それから調子が良くなってから俺は冨樫さんに、私の部屋に来てほしい、と言われたので向かいノックしてから.....そのまま部屋に入る。

それから.....冨樫さんを見る。

立ったまま俺を柔和な顔で見つめていた。


そんな冨樫さんの部屋だがまるで洋風な感じの部屋だった。

棚には本が沢山である。

絨毯も有ったりする。


俺はその全てを見ながら.....冨樫さんを真剣な顔で見る。

冨樫さんはその中で俺に目の前の椅子に促した。

本当に俺の親の様な優しい目つきで、だ。


「.....体調は大丈夫かな。

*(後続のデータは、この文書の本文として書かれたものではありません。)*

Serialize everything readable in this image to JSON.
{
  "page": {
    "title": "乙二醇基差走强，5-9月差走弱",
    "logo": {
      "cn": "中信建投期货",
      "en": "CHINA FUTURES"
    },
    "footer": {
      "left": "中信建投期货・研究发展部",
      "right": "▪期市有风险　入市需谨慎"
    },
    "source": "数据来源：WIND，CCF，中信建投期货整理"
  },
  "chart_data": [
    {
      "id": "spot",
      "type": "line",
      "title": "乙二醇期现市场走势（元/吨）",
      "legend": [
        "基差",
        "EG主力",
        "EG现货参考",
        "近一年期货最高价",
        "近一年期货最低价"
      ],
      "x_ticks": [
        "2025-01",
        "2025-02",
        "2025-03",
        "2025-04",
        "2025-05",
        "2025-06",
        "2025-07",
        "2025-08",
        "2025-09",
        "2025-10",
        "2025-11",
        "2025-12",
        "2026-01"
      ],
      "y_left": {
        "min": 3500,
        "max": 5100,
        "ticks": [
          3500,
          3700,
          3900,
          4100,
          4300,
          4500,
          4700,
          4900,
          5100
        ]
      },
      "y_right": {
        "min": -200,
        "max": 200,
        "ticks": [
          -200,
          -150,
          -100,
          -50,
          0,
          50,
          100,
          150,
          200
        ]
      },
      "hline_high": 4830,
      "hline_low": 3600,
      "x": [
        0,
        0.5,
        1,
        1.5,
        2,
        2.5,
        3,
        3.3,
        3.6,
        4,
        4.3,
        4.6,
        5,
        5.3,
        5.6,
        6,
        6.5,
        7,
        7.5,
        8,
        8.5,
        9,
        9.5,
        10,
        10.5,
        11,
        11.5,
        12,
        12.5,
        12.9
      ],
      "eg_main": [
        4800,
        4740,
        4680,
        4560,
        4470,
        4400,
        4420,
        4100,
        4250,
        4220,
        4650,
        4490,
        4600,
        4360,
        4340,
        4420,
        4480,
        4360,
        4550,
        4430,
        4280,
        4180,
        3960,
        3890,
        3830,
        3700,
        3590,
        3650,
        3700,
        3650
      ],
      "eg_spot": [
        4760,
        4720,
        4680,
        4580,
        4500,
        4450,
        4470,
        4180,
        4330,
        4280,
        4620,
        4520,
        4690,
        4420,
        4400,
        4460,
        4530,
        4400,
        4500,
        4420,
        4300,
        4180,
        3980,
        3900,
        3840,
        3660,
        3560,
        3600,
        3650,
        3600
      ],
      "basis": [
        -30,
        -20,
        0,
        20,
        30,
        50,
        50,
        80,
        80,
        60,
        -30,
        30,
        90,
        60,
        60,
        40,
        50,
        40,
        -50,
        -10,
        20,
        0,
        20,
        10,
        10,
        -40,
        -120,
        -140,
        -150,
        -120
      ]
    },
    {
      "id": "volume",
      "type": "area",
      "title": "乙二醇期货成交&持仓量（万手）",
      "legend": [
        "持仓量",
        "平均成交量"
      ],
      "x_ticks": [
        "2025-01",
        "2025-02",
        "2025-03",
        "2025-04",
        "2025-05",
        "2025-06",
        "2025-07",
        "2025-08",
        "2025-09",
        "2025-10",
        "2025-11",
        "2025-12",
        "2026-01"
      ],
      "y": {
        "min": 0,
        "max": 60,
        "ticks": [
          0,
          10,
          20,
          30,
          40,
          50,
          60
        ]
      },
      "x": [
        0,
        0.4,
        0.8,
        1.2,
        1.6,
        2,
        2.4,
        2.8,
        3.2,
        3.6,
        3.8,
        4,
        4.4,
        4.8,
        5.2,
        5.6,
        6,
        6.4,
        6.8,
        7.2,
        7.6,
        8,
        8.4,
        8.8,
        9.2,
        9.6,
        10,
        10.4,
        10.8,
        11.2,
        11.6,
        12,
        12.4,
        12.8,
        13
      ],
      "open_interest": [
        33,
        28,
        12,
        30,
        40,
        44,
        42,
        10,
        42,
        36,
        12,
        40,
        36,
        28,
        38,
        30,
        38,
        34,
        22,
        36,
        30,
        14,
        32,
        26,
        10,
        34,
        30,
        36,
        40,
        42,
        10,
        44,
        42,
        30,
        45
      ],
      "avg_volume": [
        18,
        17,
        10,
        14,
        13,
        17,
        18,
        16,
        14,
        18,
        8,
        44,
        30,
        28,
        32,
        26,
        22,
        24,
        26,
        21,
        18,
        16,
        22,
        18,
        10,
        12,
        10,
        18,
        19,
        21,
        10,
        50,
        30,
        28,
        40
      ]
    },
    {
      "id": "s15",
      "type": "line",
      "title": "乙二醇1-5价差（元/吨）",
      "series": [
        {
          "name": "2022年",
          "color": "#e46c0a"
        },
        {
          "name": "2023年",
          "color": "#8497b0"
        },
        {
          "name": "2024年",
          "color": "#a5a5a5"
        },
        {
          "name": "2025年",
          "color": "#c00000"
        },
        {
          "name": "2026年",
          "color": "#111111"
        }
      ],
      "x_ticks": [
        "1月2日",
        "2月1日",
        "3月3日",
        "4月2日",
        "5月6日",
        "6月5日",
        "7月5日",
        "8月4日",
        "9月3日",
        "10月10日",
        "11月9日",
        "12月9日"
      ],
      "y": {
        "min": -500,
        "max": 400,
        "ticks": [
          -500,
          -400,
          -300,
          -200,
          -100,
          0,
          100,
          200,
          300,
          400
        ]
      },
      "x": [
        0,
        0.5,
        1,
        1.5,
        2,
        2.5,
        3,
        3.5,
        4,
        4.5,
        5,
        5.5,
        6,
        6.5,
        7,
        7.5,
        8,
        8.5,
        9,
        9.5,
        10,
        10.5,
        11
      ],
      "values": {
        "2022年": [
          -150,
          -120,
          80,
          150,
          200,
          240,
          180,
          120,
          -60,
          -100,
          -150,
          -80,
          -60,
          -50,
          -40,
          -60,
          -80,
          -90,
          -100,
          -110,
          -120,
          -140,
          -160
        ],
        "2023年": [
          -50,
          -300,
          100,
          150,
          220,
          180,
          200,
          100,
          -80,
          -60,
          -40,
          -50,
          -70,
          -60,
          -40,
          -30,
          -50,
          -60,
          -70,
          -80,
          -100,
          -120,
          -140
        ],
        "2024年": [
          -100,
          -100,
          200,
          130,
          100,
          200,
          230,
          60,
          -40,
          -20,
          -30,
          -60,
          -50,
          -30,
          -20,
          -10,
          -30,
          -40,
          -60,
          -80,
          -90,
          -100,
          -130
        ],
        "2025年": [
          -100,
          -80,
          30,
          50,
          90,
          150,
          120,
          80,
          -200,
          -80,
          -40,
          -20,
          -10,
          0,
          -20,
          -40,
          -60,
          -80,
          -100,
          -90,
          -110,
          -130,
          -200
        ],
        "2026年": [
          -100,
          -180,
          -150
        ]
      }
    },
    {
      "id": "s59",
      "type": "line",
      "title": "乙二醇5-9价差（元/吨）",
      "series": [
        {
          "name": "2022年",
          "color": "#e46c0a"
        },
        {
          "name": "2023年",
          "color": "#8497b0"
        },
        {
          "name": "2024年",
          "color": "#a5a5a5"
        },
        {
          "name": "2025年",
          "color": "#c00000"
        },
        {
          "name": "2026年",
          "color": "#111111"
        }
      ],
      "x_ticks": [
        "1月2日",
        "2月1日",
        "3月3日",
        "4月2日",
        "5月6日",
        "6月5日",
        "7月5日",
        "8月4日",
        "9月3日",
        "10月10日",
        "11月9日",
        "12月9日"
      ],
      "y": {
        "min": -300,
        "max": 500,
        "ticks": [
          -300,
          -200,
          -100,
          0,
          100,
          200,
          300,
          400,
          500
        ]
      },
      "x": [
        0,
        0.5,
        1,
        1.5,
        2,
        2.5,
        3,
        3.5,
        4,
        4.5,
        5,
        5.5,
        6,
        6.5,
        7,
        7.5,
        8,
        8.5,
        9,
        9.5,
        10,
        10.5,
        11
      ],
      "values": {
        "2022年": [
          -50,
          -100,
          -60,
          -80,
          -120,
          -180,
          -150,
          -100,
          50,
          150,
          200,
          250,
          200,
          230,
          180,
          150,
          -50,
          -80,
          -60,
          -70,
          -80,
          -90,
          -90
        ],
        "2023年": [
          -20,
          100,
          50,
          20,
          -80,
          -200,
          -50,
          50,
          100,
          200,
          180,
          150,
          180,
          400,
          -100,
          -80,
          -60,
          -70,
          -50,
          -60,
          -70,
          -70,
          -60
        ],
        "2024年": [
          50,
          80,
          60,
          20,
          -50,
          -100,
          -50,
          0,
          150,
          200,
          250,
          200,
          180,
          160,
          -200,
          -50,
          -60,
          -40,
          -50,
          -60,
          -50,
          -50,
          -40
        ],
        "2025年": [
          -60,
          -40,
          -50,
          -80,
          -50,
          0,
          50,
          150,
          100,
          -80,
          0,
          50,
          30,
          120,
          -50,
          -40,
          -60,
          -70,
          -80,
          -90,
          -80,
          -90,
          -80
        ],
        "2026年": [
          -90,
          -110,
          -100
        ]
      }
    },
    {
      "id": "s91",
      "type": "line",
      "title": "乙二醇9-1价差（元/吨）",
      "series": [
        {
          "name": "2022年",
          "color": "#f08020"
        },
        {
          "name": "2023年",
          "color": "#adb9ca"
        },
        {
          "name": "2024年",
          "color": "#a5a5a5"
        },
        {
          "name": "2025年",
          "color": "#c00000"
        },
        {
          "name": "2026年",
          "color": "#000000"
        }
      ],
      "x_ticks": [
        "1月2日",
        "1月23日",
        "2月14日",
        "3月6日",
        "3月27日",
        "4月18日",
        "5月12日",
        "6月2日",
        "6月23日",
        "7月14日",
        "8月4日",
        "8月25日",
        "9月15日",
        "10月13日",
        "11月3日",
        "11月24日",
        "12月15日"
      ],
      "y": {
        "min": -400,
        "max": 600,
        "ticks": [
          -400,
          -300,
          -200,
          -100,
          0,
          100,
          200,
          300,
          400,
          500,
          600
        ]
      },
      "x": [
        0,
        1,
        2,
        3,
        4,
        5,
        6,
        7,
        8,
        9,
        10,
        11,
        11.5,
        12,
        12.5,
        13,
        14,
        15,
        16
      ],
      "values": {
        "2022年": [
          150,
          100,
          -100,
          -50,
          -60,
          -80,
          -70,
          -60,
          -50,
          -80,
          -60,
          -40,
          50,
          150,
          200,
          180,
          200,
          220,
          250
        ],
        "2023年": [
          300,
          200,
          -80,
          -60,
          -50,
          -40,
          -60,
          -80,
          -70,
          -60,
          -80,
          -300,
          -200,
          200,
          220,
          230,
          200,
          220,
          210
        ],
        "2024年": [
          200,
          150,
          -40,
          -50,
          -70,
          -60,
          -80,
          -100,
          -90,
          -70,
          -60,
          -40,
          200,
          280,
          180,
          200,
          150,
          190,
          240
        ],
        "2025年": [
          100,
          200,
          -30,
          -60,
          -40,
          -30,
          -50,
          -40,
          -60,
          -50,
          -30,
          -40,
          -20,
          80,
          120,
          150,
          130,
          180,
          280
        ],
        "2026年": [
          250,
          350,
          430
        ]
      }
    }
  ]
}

.....もし体調が良くて話を聞ける体力があれば大切な話が有るんだ」


「.....大丈夫です。何の話ですか?」


「.....実は.....早速だけどこの家を継いでもらうつもりで君を呼んだんだ。重い期待で申し訳無いんだけどね」


「.....大体は予想出来ていました。つまり.....」


ああ。

君は3人のうちの誰かと婚約する事になると思う。

と俺に告げてくる冨樫さん。


俺は驚きながら目を丸くする。

でも酷くは驚かない。

まあそうだろうな、と思ったが。


前に.....七色からチラッとは聞いていたけど、である。

冨樫さんは、君は本当に.....良い子だと思う。君を選んで正解だった。と冨樫さんは笑顔を浮かべる。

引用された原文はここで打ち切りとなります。